O agravamento da situação da delegacia de Canoas nas últimas semanas fez com que o presidente da seccional gaúcha da Ordem dos Advogados do Brasil (OAB-RS), Ricardo Breier, enviasse um ofício o governador do Estado, José Ivo Sartori, cobrando providências imediatas para que os presos mantidos irregularmente no local sejam transferidos com urgência.
O documento foi redigido após a Comissão de Direitos Humanos Sobral Pinto (CDH) da entidade realizar uma inspeção na delegacia, na última quarta-feira:
– Os detidos estavam em condições terríveis, sub-humanas. Além da superlotação, estavam sem acesso a banho, com comida que vem do presídio e muitas vezes chega azeda. É para eles ficarem até 24 horas nas celas das delegacias, mas alguns estavam ali há mais de 10 dias – explicou a coordenadora geral da CDH, Neusa Rolim Bastos.
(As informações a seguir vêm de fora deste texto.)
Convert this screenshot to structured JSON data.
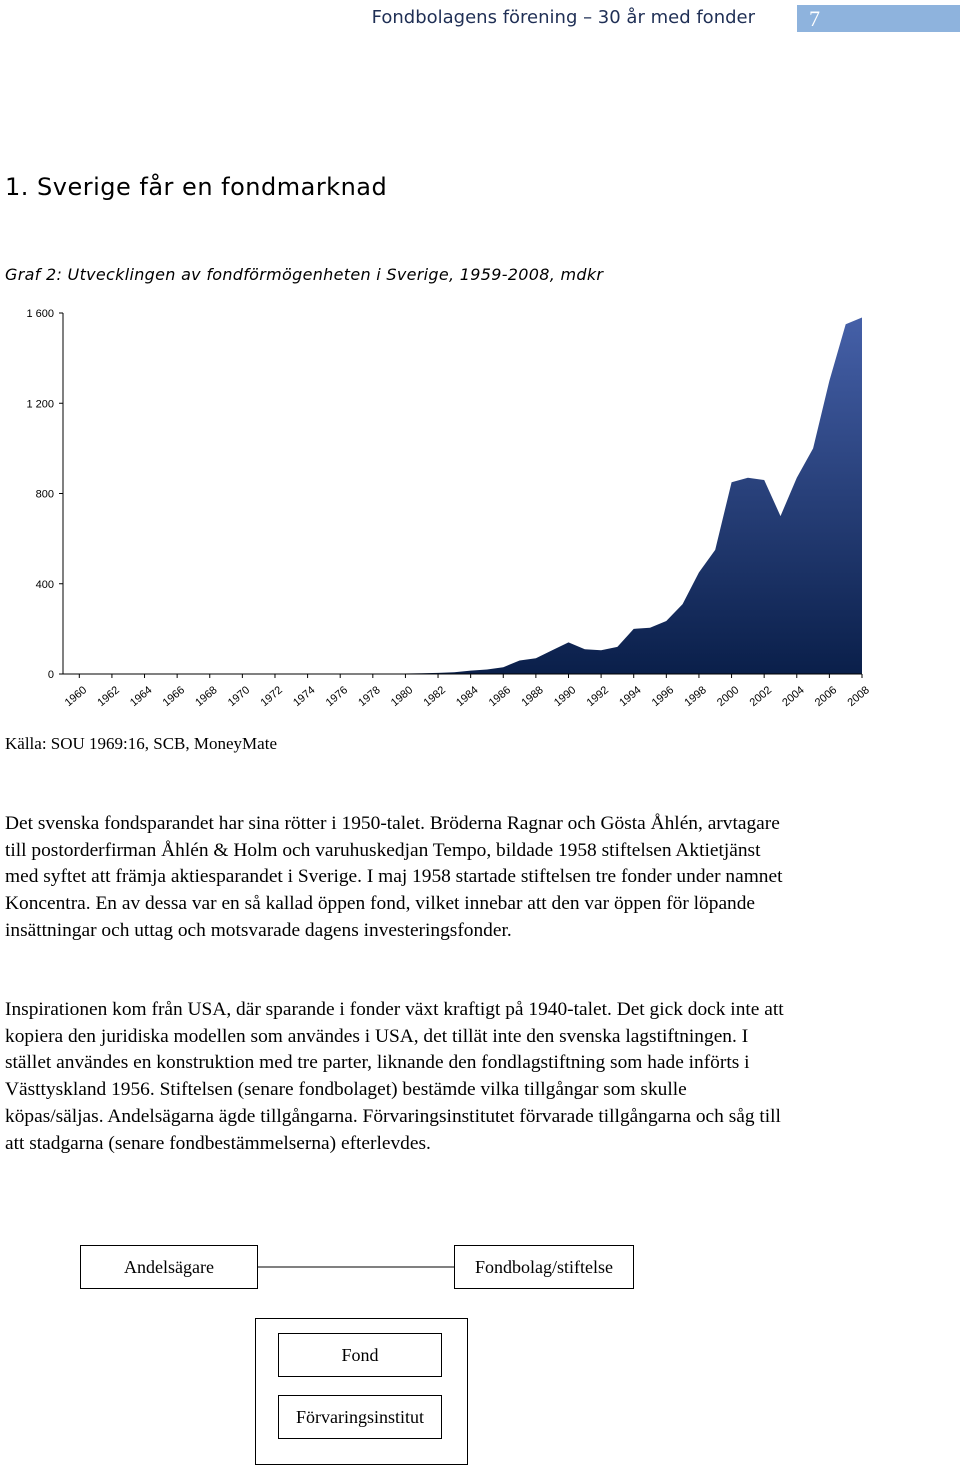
{
  "header": {
    "title": "Fondbolagens förening – 30 år med fonder",
    "page_number": "7",
    "accent_color": "#8eb3dd"
  },
  "section": {
    "heading": "1. Sverige får en fondmarknad"
  },
  "chart_caption": "Graf 2: Utvecklingen av fondförmögenheten i Sverige, 1959-2008, mdkr",
  "source": "Källa: SOU 1969:16, SCB, MoneyMate",
  "chart_data": {
    "type": "area",
    "title": "",
    "xlabel": "",
    "ylabel": "",
    "x_ticks": [
      "1960",
      "1962",
      "1964",
      "1966",
      "1968",
      "1970",
      "1972",
      "1974",
      "1976",
      "1978",
      "1980",
      "1982",
      "1984",
      "1986",
      "1988",
      "1990",
      "1992",
      "1994",
      "1996",
      "1998",
      "2000",
      "2002",
      "2004",
      "2006",
      "2008"
    ],
    "y_ticks": [
      "0",
      "400",
      "800",
      "1 200",
      "1 600"
    ],
    "ylim": [
      0,
      1600
    ],
    "xlim": [
      1959,
      2008
    ],
    "grid": false,
    "fill_color_top": "#4560a8",
    "fill_color_bottom": "#0a1f4a",
    "series": [
      {
        "x": [
          1959,
          1960,
          1961,
          1962,
          1963,
          1964,
          1965,
          1966,
          1967,
          1968,
          1969,
          1970,
          1971,
          1972,
          1973,
          1974,
          1975,
          1976,
          1977,
          1978,
          1979,
          1980,
          1981,
          1982,
          1983,
          1984,
          1985,
          1986,
          1987,
          1988,
          1989,
          1990,
          1991,
          1992,
          1993,
          1994,
          1995,
          1996,
          1997,
          1998,
          1999,
          2000,
          2001,
          2002,
          2003,
          2004,
          2005,
          2006,
          2007,
          2008
        ],
        "values": [
          0,
          0,
          0,
          0,
          0,
          0,
          0,
          0,
          0,
          0,
          0,
          0,
          0,
          0,
          0,
          0,
          0,
          0,
          0,
          0,
          1,
          2,
          3,
          5,
          8,
          15,
          20,
          30,
          60,
          70,
          105,
          140,
          110,
          105,
          120,
          200,
          205,
          235,
          310,
          450,
          550,
          850,
          870,
          860,
          700,
          870,
          1000,
          1300,
          1550,
          1580
        ]
      }
    ]
  },
  "paragraphs": [
    "Det svenska fondsparandet har sina rötter i 1950-talet. Bröderna Ragnar och Gösta Åhlén, arvtagare till postorderfirman Åhlén & Holm och varuhuskedjan Tempo, bildade 1958 stiftelsen Aktietjänst med syftet att främja aktiesparandet i Sverige. I maj 1958 startade stiftelsen tre fonder under namnet Koncentra. En av dessa var en så kallad öppen fond, vilket innebar att den var öppen för löpande insättningar och uttag och motsvarade dagens investeringsfonder.",
    "Inspirationen kom från USA, där sparande i fonder växt kraftigt på 1940-talet. Det gick dock inte att kopiera den juridiska modellen som användes i USA, det tillät inte den svenska lagstiftningen. I stället användes en konstruktion med tre parter, liknande den fondlagstiftning som hade införts i Västtyskland 1956. Stiftelsen (senare fondbolaget) bestämde vilka tillgångar som skulle köpas/säljas. Andelsägarna ägde tillgångarna. Förvaringsinstitutet förvarade tillgångarna och såg till att stadgarna (senare fondbestämmelserna) efterlevdes."
  ],
  "diagram": {
    "andelsagare": "Andelsägare",
    "fondbolag": "Fondbolag/stiftelse",
    "fond": "Fond",
    "forvaringsinstitut": "Förvaringsinstitut"
  }
}
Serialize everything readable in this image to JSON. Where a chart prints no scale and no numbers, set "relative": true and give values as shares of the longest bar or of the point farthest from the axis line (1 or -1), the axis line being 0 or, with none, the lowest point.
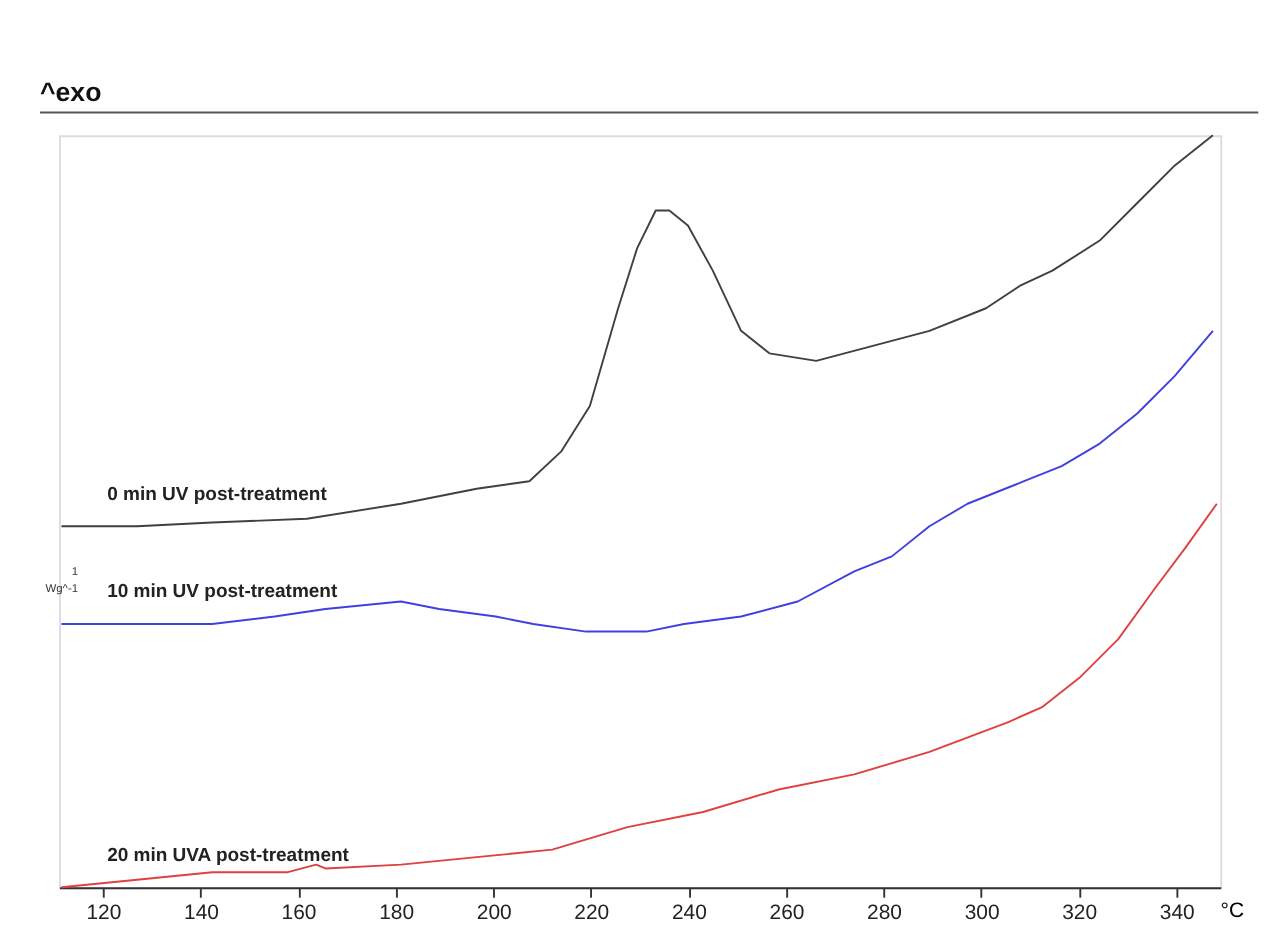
{
  "chart_data": {
    "type": "line",
    "title": "^exo",
    "xlabel": "°C",
    "ylabel": "Wg^-1",
    "annotations": [
      "1"
    ],
    "relative": true,
    "xlim": [
      111,
      349
    ],
    "xticks": [
      120,
      140,
      160,
      180,
      200,
      220,
      240,
      260,
      280,
      300,
      320,
      340
    ],
    "grid": false,
    "marker": "none",
    "line_style": "solid",
    "series": [
      {
        "name": "0 min UV post-treatment",
        "color": "#404040",
        "x": [
          111.5,
          127.0,
          142.4,
          161.8,
          181.1,
          196.6,
          207.4,
          214.0,
          219.8,
          225.6,
          229.5,
          233.3,
          236.1,
          239.9,
          245.0,
          250.8,
          256.6,
          266.2,
          277.8,
          289.4,
          301.0,
          308.0,
          314.6,
          324.3,
          332.0,
          339.7,
          347.5
        ],
        "values": [
          0.48,
          0.48,
          0.485,
          0.49,
          0.51,
          0.53,
          0.54,
          0.58,
          0.64,
          0.77,
          0.85,
          0.9,
          0.9,
          0.88,
          0.82,
          0.74,
          0.71,
          0.7,
          0.72,
          0.74,
          0.77,
          0.8,
          0.82,
          0.86,
          0.91,
          0.96,
          1
        ]
      },
      {
        "name": "10 min UV post-treatment",
        "color": "#4040e0",
        "x": [
          111.5,
          127.0,
          142.4,
          155.2,
          165.6,
          181.1,
          188.9,
          200.5,
          208.2,
          219.0,
          231.4,
          239.1,
          250.8,
          262.4,
          274.0,
          281.7,
          289.4,
          297.2,
          308.8,
          316.5,
          324.3,
          332.0,
          339.7,
          347.5
        ],
        "values": [
          0.35,
          0.35,
          0.35,
          0.36,
          0.37,
          0.38,
          0.37,
          0.36,
          0.35,
          0.34,
          0.34,
          0.35,
          0.36,
          0.38,
          0.42,
          0.44,
          0.48,
          0.51,
          0.54,
          0.56,
          0.59,
          0.63,
          0.68,
          0.74
        ]
      },
      {
        "name": "20 min UVA post-treatment",
        "color": "#e04040",
        "x": [
          111.5,
          127.0,
          142.4,
          157.9,
          163.7,
          165.6,
          181.1,
          196.6,
          212.1,
          227.5,
          243.0,
          258.5,
          274.0,
          289.4,
          305.7,
          312.6,
          320.4,
          328.1,
          335.9,
          341.7,
          348.3
        ],
        "values": [
          0,
          0.01,
          0.02,
          0.02,
          0.03,
          0.025,
          0.03,
          0.04,
          0.05,
          0.08,
          0.1,
          0.13,
          0.15,
          0.18,
          0.22,
          0.24,
          0.28,
          0.33,
          0.4,
          0.45,
          0.51
        ]
      }
    ]
  }
}
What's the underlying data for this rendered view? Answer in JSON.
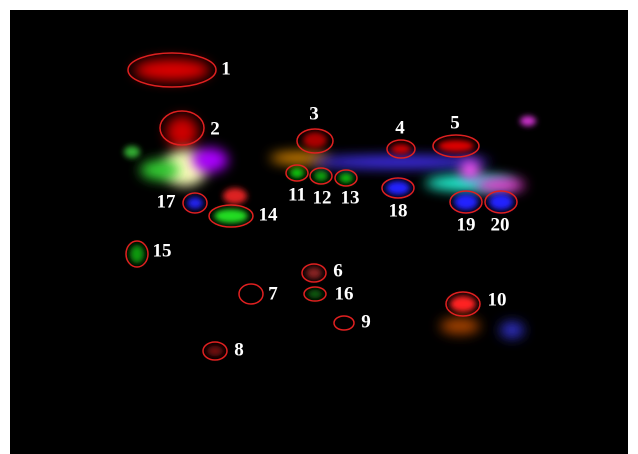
{
  "spots": [
    {
      "label": "1"
    },
    {
      "label": "2"
    },
    {
      "label": "3"
    },
    {
      "label": "4"
    },
    {
      "label": "5"
    },
    {
      "label": "6"
    },
    {
      "label": "7"
    },
    {
      "label": "8"
    },
    {
      "label": "9"
    },
    {
      "label": "10"
    },
    {
      "label": "11"
    },
    {
      "label": "12"
    },
    {
      "label": "13"
    },
    {
      "label": "14"
    },
    {
      "label": "15"
    },
    {
      "label": "16"
    },
    {
      "label": "17"
    },
    {
      "label": "18"
    },
    {
      "label": "19"
    },
    {
      "label": "20"
    }
  ]
}
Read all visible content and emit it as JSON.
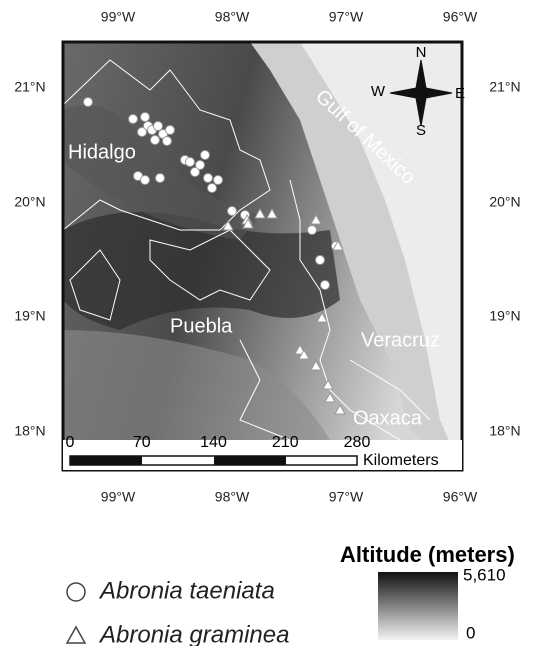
{
  "map": {
    "lon_labels": [
      "99°W",
      "98°W",
      "97°W",
      "96°W"
    ],
    "lat_labels": [
      "21°N",
      "20°N",
      "19°N",
      "18°N"
    ],
    "regions": [
      "Hidalgo",
      "Puebla",
      "Veracruz",
      "Oaxaca",
      "Gulf of Mexico"
    ],
    "compass": {
      "n": "N",
      "s": "S",
      "e": "E",
      "w": "W"
    },
    "scale_bar": {
      "ticks": [
        0,
        70,
        140,
        210,
        280
      ],
      "unit": "Kilometers"
    },
    "legend": [
      "Abronia taeniata",
      "Abronia graminea"
    ],
    "colorbar": {
      "title": "Altitude (meters)",
      "max": "5,610",
      "min": "0"
    }
  }
}
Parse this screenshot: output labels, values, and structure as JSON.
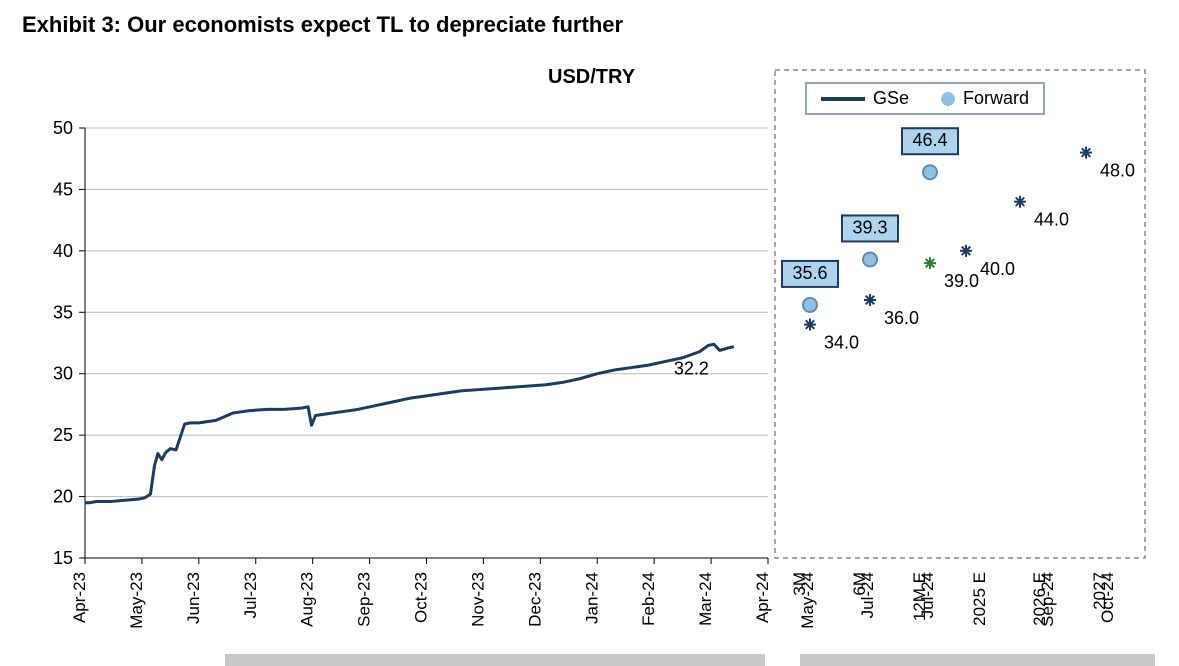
{
  "title": "Exhibit 3: Our economists expect TL to depreciate further",
  "chart": {
    "type": "line+scatter",
    "title_label": "USD/TRY",
    "background_color": "#ffffff",
    "grid_color": "#b8b8b8",
    "axis_color": "#333333",
    "line_color": "#1d3a5f",
    "line_width": 3,
    "forecast_box_fill": "#aed3ec",
    "forecast_box_stroke": "#1d3a5f",
    "forecast_circle_fill": "#8fc1e3",
    "forecast_circle_stroke": "#5a8db3",
    "forward_marker_color": "#1d3a5f",
    "forward_marker_alt_color": "#2e7d32",
    "ylim": [
      15,
      50
    ],
    "ytick_step": 5,
    "yticks": [
      15,
      20,
      25,
      30,
      35,
      40,
      45,
      50
    ],
    "x_labels_main": [
      "Apr-23",
      "May-23",
      "Jun-23",
      "Jul-23",
      "Aug-23",
      "Sep-23",
      "Oct-23",
      "Nov-23",
      "Dec-23",
      "Jan-24",
      "Feb-24",
      "Mar-24",
      "Apr-24"
    ],
    "x_labels_forecast_top": [
      "May-24",
      "Jul-24",
      "Jul-24",
      "",
      "Sep-24",
      "Oct-24"
    ],
    "x_labels_forecast_bot": [
      "3M",
      "6M",
      "12M E",
      "2025 E",
      "2026 E",
      "2027"
    ],
    "historical_series": [
      {
        "t": 0.0,
        "v": 19.5
      },
      {
        "t": 0.08,
        "v": 19.5
      },
      {
        "t": 0.2,
        "v": 19.6
      },
      {
        "t": 0.45,
        "v": 19.6
      },
      {
        "t": 0.7,
        "v": 19.7
      },
      {
        "t": 0.95,
        "v": 19.8
      },
      {
        "t": 1.05,
        "v": 19.9
      },
      {
        "t": 1.15,
        "v": 20.2
      },
      {
        "t": 1.22,
        "v": 22.5
      },
      {
        "t": 1.28,
        "v": 23.5
      },
      {
        "t": 1.35,
        "v": 23.0
      },
      {
        "t": 1.42,
        "v": 23.6
      },
      {
        "t": 1.5,
        "v": 23.9
      },
      {
        "t": 1.6,
        "v": 23.8
      },
      {
        "t": 1.75,
        "v": 25.9
      },
      {
        "t": 1.85,
        "v": 26.0
      },
      {
        "t": 2.0,
        "v": 26.0
      },
      {
        "t": 2.3,
        "v": 26.2
      },
      {
        "t": 2.6,
        "v": 26.8
      },
      {
        "t": 2.9,
        "v": 27.0
      },
      {
        "t": 3.2,
        "v": 27.1
      },
      {
        "t": 3.5,
        "v": 27.1
      },
      {
        "t": 3.8,
        "v": 27.2
      },
      {
        "t": 3.92,
        "v": 27.3
      },
      {
        "t": 3.98,
        "v": 25.8
      },
      {
        "t": 4.05,
        "v": 26.6
      },
      {
        "t": 4.2,
        "v": 26.7
      },
      {
        "t": 4.5,
        "v": 26.9
      },
      {
        "t": 4.8,
        "v": 27.1
      },
      {
        "t": 5.1,
        "v": 27.4
      },
      {
        "t": 5.4,
        "v": 27.7
      },
      {
        "t": 5.7,
        "v": 28.0
      },
      {
        "t": 6.0,
        "v": 28.2
      },
      {
        "t": 6.3,
        "v": 28.4
      },
      {
        "t": 6.6,
        "v": 28.6
      },
      {
        "t": 6.9,
        "v": 28.7
      },
      {
        "t": 7.2,
        "v": 28.8
      },
      {
        "t": 7.5,
        "v": 28.9
      },
      {
        "t": 7.8,
        "v": 29.0
      },
      {
        "t": 8.1,
        "v": 29.1
      },
      {
        "t": 8.4,
        "v": 29.3
      },
      {
        "t": 8.7,
        "v": 29.6
      },
      {
        "t": 9.0,
        "v": 30.0
      },
      {
        "t": 9.3,
        "v": 30.3
      },
      {
        "t": 9.6,
        "v": 30.5
      },
      {
        "t": 9.9,
        "v": 30.7
      },
      {
        "t": 10.2,
        "v": 31.0
      },
      {
        "t": 10.5,
        "v": 31.3
      },
      {
        "t": 10.8,
        "v": 31.8
      },
      {
        "t": 10.95,
        "v": 32.3
      },
      {
        "t": 11.05,
        "v": 32.4
      },
      {
        "t": 11.15,
        "v": 31.9
      },
      {
        "t": 11.3,
        "v": 32.1
      },
      {
        "t": 11.4,
        "v": 32.2
      }
    ],
    "last_value_label": "32.2",
    "forecast_gse": [
      {
        "slot": 0,
        "value": 35.6,
        "label": "35.6"
      },
      {
        "slot": 1,
        "value": 39.3,
        "label": "39.3"
      },
      {
        "slot": 2,
        "value": 46.4,
        "label": "46.4"
      }
    ],
    "forward_points": [
      {
        "slot": 0,
        "value": 34.0,
        "label": "34.0",
        "color": "#1d3a5f"
      },
      {
        "slot": 1,
        "value": 36.0,
        "label": "36.0",
        "color": "#1d3a5f"
      },
      {
        "slot": 2,
        "value": 39.0,
        "label": "39.0",
        "color": "#2e7d32"
      },
      {
        "slot": 2.6,
        "value": 40.0,
        "label": "40.0",
        "color": "#1d3a5f"
      },
      {
        "slot": 3.5,
        "value": 44.0,
        "label": "44.0",
        "color": "#1d3a5f"
      },
      {
        "slot": 4.6,
        "value": 48.0,
        "label": "48.0",
        "color": "#1d3a5f"
      }
    ],
    "legend": {
      "gse": "GSe",
      "forward": "Forward"
    }
  }
}
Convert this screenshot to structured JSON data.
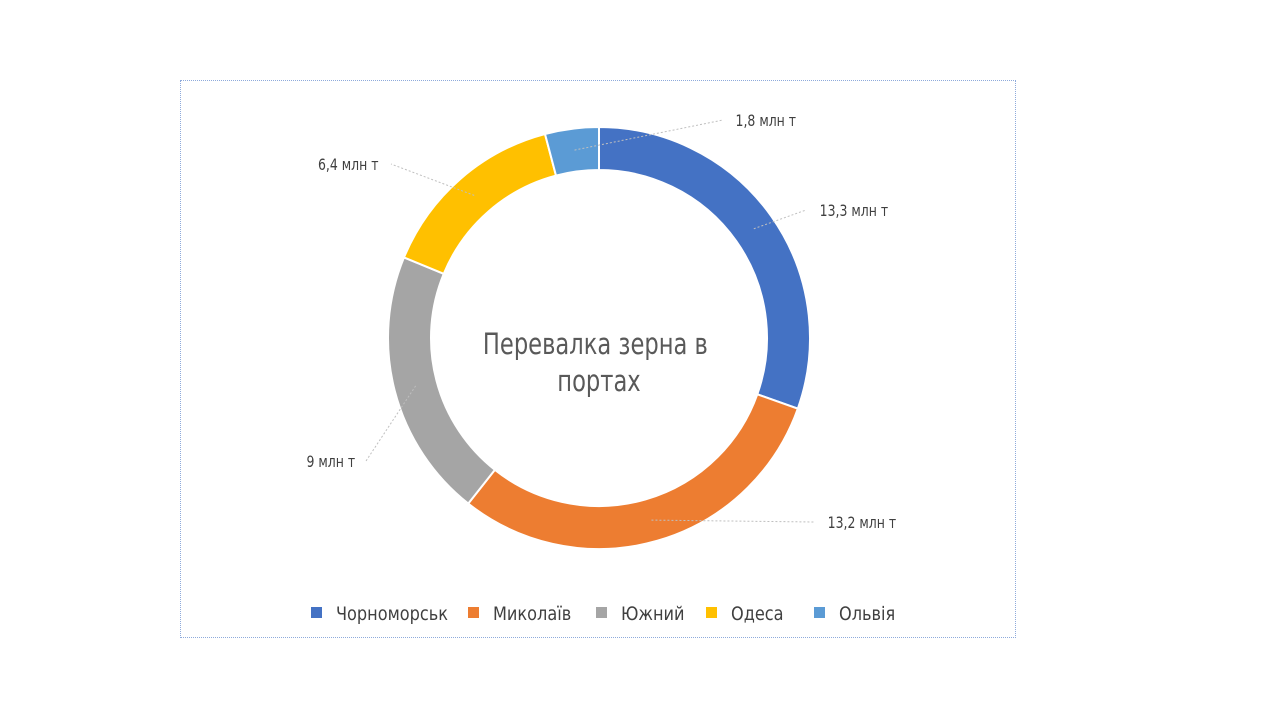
{
  "chart_data": {
    "type": "pie",
    "variant": "doughnut",
    "title": "Перевалка зерна в портах",
    "title_lines": [
      "Перевалка зерна в",
      "портах"
    ],
    "unit": "млн т",
    "categories": [
      "Чорноморськ",
      "Миколаїв",
      "Южний",
      "Одеса",
      "Ольвія"
    ],
    "values": [
      13.3,
      13.2,
      9,
      6.4,
      1.8
    ],
    "data_labels": [
      "13,3 млн т",
      "13,2 млн т",
      "9 млн т",
      "6,4 млн т",
      "1,8 млн т"
    ],
    "colors": [
      "#4472c4",
      "#ed7d31",
      "#a5a5a5",
      "#ffc000",
      "#5b9bd5"
    ],
    "legend_position": "bottom"
  }
}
De acordo com Neusa, pelo menos três detidos estavam com problemas de saúde e sem condições de higiene, em uma situação que colocava em risco não só eles, como os servidores da delegacia:
– Não estamos agindo assim para passar a mão na cabeça dos detidos, mas sim para que eles possam cumprir devidamente as suas penas conforme a previsão da lei de execução penal e para que tenham condições de retornar ao meio. Da forma como estão sendo tratados, teremos verdadeiros monstros convivendo com nossos familiares – concluiu.
A OAB afirmou que, até a manhã desta quarta-feira, não havia recebido um retorno do governo do Estado em relação ao ofício.
Situação se repete na Região Metropolitana
As condições precárias com que os integrantes da CDH depararam na delegacia de Canoas fez com que ampliassem, ainda na semana passada, o número de vistorias. Até a última sexta-feira, o grupo havia apurado as condições de outras delegacias da cidade, além de Porto Alegre, Gravataí, Alvorada e Viamão. De acordo com a entidade, a situação é ainda mais grave nas demais cidades da Região Metropolitana.
Se na Capital foram identificados 27 presos de forma irregular, nas demais foram registrados 77 presos. O diretor do Departamento de Execução Penal da Superintendência dos Serviços Penitenciários (Susepe), Ângelo Carneiro, reconhece que o problema é generalizado, mas acredita que medidas a serem tomadas ainda neste mês devem aliviar a superlotação das delegacias.
É que está prevista, ainda para o segundo semestre de fevereiro, a inauguração do primeiro de quatro centros de triagem para onde os detidos poderão ser encaminhados inicialmente:
– Lá teremos celas com banheiro e uma estrutura melhor para que os detidos permaneçam antes de ir ao estabelecimento prisional. Somente neste primeiro centro, serão 83 vagas oferecidas.
Carneiro explica, ainda, que o grande problema enfrentado atualmente pelo setor é o fato de que o número de presos não acompanha a abertura de vagas. Hoje, o Estado possui 104 estabelecimentos prisionais, sendo 23 deles interditados por questões estruturais ou de superlotação.
– Conseguimos abrir uma média de duas a três vagas nos estabelecimentos prisionais por dia, mas isso não é o suficiente, pois o número de presos é muito maior. Estamos encaminhando os presos em no máximo 10 dias, mas já há um acúmulo que não estamos conseguindo superar.
Atualmente, explica Carneiro, a média diária é de mais de cem presos mantidos em delegacias da Região Metropolitana.